Normalmente brancos, encaixados na clássica média norte-americana, integram-se a famílias estáveis, em que os pais são os provedores, enquanto as mães se debruçam sob atividades do lar. Entretanto, essa categorização também padece de homogeneidade, pois já se identifica um número crescente de afro-americanos de origem econômica humilde optando pela educação doméstica; por outro lado, também não é possível remeter todos esses praticantes às perspectivas religiosas: na maioria das vezes, a escolha se dá menos por crenças teológicas e muito mais por críticas à escola pública e/ou privada. (VIEIRA, 2012apudBATISTA, 2018, p. 58).
Oliveira e Barbosa (2017), por sua vez, verificaram que, na América do Norte, as pesquisas sugerem que motivações de cunho acadêmico revelam um peso muito maior do que razões religiosas na escolha pelo homeschooling. No Brasil, as motivações das famílias são pouco conhecidas, porém é possível reconhecer, além de motivações religiosas e morais, preocupação com o desempenho escolar dos filhos.

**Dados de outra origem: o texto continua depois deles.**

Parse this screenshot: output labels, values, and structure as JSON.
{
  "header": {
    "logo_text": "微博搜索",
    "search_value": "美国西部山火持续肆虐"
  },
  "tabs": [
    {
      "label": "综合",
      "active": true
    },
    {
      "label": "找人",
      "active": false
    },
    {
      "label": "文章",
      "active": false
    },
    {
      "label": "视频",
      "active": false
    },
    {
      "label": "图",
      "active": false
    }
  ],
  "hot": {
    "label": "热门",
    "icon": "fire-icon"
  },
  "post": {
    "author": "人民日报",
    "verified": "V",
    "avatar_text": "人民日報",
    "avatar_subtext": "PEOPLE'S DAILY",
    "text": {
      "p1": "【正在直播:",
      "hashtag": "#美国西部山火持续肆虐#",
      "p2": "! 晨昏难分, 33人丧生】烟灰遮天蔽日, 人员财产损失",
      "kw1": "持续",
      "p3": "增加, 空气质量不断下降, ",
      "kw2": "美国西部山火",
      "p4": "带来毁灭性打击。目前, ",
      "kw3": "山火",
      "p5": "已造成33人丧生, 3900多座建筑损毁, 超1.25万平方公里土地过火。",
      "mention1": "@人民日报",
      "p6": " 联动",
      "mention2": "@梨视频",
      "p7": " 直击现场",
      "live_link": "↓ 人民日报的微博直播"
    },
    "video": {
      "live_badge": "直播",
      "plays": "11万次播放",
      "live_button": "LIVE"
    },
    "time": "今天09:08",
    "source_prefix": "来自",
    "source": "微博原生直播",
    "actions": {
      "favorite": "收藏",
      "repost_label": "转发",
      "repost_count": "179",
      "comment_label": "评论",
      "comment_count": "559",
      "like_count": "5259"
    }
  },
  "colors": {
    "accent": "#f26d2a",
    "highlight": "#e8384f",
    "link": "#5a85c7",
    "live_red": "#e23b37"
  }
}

Posto o anterior, já é possível, preliminarmente, perceber três críticas à educação domiciliar: 1) tende a ser elitista do ponto de vista socioeconômico; 2) revela preocupação com fundamentos morais e religiosos - conservadora; e 3) as famílias mobilizadas10 são mais suscetíveis ao homeschooling. Há, também, críticas sobre subsídios estatais, como ocorre em alguns lugares dos EUA11:
Essa constatação incentiva o debate sobre as implicações do uso de recursos financeiros dos cofres públicos para subsidiar a escolha de alguns pais pelo ensino de caráter confessional para os filhos, e também sobre a possibilidade de se lega lizar o direito de famílias fundamentalistas optarem pelo ensino em casa com o objetivo de isolamento social dos filhos, afastando-os de comportamentos e visões diferentes de sua religião, prejudicando assim a formação desses enquanto indiví duos e cidadãos pertencentes a uma coletividade. (BARBOSA, 2016, p. 163-164).
Outra crítica, esta mais sofisticada, é sua vinculação aos princípios do neoliberalismo. Lubienski (2003) compreende que a educação domiciliar faz parte das tendências presentes em muitos países, de privatização parcial da vida social. As reivindicações dos direitos e dos deveres parentais em moldar experiências educativas das crianças, embora válidas, negligenciam o legítimo interesse público. Para ele, dentro de um pensamento neoliberal mais amplo - o papel do indivíduo nas sociedades de mercado -, a educação domiciliar representa séria tendência de retirada de esforços coletivos e perseguição das vantagens individuais.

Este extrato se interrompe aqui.